Me gusta, nos gusta la Virgen del Consuelo. Por eso esta mañana le
hemos traído serenata, y hemos tronado cohetes, porque queremos que truene en
la noche de la historia la fuerza de la esperanza y del amor de Dios, que da de
comer a los pobres, cura a los enfermos, levanta a los caídos, y resucita a los
muertos.
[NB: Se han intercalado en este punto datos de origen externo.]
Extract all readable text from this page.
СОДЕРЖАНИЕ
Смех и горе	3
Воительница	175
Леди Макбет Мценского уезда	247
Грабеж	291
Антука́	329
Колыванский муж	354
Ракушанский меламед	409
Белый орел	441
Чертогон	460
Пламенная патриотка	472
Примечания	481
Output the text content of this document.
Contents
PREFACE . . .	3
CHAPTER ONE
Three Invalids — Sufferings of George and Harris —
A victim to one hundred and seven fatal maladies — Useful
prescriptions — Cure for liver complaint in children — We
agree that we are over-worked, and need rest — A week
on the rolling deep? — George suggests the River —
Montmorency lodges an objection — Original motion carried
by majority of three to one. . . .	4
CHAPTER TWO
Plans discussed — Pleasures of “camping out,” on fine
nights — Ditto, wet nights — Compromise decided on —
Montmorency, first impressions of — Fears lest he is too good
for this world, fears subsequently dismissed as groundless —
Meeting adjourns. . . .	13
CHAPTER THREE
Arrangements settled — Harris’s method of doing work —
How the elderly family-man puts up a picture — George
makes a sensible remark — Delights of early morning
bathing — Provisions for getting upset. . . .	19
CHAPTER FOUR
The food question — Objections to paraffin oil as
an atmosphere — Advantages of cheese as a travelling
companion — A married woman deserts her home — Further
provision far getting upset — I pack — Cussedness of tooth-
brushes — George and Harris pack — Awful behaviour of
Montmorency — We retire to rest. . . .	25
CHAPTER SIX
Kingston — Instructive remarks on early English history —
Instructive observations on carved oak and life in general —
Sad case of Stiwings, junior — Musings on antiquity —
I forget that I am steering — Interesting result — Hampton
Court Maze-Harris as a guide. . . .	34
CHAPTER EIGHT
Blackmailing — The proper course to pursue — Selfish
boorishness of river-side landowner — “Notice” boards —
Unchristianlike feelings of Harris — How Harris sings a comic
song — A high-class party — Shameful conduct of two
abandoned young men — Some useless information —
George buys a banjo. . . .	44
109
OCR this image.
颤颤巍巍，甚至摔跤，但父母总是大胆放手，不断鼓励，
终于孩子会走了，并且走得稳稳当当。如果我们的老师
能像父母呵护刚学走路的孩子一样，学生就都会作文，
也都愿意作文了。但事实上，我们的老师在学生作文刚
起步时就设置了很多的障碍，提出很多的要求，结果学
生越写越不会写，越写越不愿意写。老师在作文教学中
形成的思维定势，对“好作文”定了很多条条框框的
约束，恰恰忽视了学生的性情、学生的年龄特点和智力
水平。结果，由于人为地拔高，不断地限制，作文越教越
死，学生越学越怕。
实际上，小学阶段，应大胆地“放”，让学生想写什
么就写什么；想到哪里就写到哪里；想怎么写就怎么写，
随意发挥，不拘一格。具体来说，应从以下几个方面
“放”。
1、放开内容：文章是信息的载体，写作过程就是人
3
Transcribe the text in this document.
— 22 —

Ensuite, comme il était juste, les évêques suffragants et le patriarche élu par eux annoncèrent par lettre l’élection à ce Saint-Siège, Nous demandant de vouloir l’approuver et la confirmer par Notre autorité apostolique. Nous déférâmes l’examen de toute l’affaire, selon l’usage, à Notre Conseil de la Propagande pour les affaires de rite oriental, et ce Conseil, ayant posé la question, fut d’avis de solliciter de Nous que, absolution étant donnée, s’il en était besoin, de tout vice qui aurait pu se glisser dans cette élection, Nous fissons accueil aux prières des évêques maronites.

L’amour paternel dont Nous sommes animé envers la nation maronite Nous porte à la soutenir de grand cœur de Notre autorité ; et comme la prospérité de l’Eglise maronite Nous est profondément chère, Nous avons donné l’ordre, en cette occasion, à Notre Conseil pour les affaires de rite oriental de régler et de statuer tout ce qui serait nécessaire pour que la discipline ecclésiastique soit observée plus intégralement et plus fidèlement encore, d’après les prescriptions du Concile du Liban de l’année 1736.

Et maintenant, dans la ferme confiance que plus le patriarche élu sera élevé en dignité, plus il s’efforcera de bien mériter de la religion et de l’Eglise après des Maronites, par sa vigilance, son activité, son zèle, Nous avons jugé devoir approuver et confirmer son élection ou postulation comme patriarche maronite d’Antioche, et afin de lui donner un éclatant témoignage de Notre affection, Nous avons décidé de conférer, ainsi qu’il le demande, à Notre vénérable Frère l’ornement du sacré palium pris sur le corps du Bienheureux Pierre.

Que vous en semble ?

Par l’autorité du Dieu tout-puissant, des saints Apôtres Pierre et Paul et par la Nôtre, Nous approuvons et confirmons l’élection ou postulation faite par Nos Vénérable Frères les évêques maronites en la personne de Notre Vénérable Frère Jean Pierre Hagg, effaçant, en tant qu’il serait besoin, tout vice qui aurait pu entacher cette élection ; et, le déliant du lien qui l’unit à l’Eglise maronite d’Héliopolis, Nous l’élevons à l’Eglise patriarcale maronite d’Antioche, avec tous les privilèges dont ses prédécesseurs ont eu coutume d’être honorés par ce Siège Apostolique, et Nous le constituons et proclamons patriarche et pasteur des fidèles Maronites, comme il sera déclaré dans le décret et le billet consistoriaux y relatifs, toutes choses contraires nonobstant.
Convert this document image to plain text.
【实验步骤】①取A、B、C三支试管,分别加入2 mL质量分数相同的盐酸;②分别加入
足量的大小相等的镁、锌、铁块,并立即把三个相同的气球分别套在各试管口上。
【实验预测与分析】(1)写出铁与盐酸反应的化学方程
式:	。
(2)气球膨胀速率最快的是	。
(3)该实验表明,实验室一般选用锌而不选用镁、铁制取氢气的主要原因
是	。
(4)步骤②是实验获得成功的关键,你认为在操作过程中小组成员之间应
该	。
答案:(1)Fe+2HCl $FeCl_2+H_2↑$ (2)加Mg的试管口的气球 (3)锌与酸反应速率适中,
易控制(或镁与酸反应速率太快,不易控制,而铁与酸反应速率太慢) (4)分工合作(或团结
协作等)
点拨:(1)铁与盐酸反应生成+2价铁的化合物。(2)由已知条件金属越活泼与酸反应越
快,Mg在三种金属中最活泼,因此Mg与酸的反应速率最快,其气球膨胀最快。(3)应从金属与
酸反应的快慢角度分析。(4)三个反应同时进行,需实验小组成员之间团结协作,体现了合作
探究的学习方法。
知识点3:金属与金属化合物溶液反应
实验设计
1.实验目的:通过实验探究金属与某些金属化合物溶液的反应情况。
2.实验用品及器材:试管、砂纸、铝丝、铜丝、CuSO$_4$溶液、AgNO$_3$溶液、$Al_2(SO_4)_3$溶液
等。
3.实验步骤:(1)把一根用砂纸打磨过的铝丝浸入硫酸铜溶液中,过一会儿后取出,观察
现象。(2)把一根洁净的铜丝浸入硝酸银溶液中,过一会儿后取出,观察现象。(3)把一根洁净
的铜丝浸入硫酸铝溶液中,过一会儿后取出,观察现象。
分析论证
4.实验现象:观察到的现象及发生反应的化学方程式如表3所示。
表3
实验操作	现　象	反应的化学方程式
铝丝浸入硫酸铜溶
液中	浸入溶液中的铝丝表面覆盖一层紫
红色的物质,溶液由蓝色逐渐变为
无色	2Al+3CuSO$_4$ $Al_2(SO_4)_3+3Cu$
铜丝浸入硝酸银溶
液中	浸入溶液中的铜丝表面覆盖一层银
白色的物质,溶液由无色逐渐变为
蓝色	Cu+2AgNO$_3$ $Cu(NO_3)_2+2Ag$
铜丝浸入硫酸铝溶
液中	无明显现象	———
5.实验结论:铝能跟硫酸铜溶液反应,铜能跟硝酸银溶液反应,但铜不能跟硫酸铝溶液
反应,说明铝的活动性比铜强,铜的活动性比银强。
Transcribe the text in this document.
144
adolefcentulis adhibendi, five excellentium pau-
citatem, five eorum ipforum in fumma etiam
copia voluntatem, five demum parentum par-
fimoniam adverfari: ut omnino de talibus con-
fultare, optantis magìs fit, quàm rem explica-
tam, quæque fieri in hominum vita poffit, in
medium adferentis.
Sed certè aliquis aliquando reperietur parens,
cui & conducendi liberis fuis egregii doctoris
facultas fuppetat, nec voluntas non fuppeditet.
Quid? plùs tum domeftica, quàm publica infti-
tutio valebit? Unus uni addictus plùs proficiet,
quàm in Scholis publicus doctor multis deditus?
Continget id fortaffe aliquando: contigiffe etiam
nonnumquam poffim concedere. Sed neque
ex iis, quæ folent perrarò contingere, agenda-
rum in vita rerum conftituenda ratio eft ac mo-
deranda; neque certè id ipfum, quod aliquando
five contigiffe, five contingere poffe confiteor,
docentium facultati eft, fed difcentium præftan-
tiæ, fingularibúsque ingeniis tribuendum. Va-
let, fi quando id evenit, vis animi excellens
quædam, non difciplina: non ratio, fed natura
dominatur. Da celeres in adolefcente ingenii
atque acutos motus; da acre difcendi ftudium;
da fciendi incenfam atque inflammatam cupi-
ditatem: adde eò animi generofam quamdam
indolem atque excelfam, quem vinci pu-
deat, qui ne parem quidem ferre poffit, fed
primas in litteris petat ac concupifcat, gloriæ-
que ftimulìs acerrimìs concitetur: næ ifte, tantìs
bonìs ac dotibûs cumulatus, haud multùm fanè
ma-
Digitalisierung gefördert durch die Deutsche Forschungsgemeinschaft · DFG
Por eso he venido a cantarle al pie de su ventana, pa’ que sepa que la quiero. Y también le
he cantado que si nos dejan, si nos dejan los cobardes que roban y matan, si
nos dejan los que se espantan de la cruz, ella y yo nos buscaremos un rincón cerca
del cielo; y no hay que ir muy lejos, porque en cada rincón que se ame, y se
luche contra el dolor y la injusticia, a golpes de ternura; de compasión y de
misericordia, de perdón y de esperanza, ahí comienza el cielo.
Virgen del Consuelo, dime tú, ¡qué
voy a hacer, si de veras te quiero! ¡Ya te adoré, y olvidarte no puedo!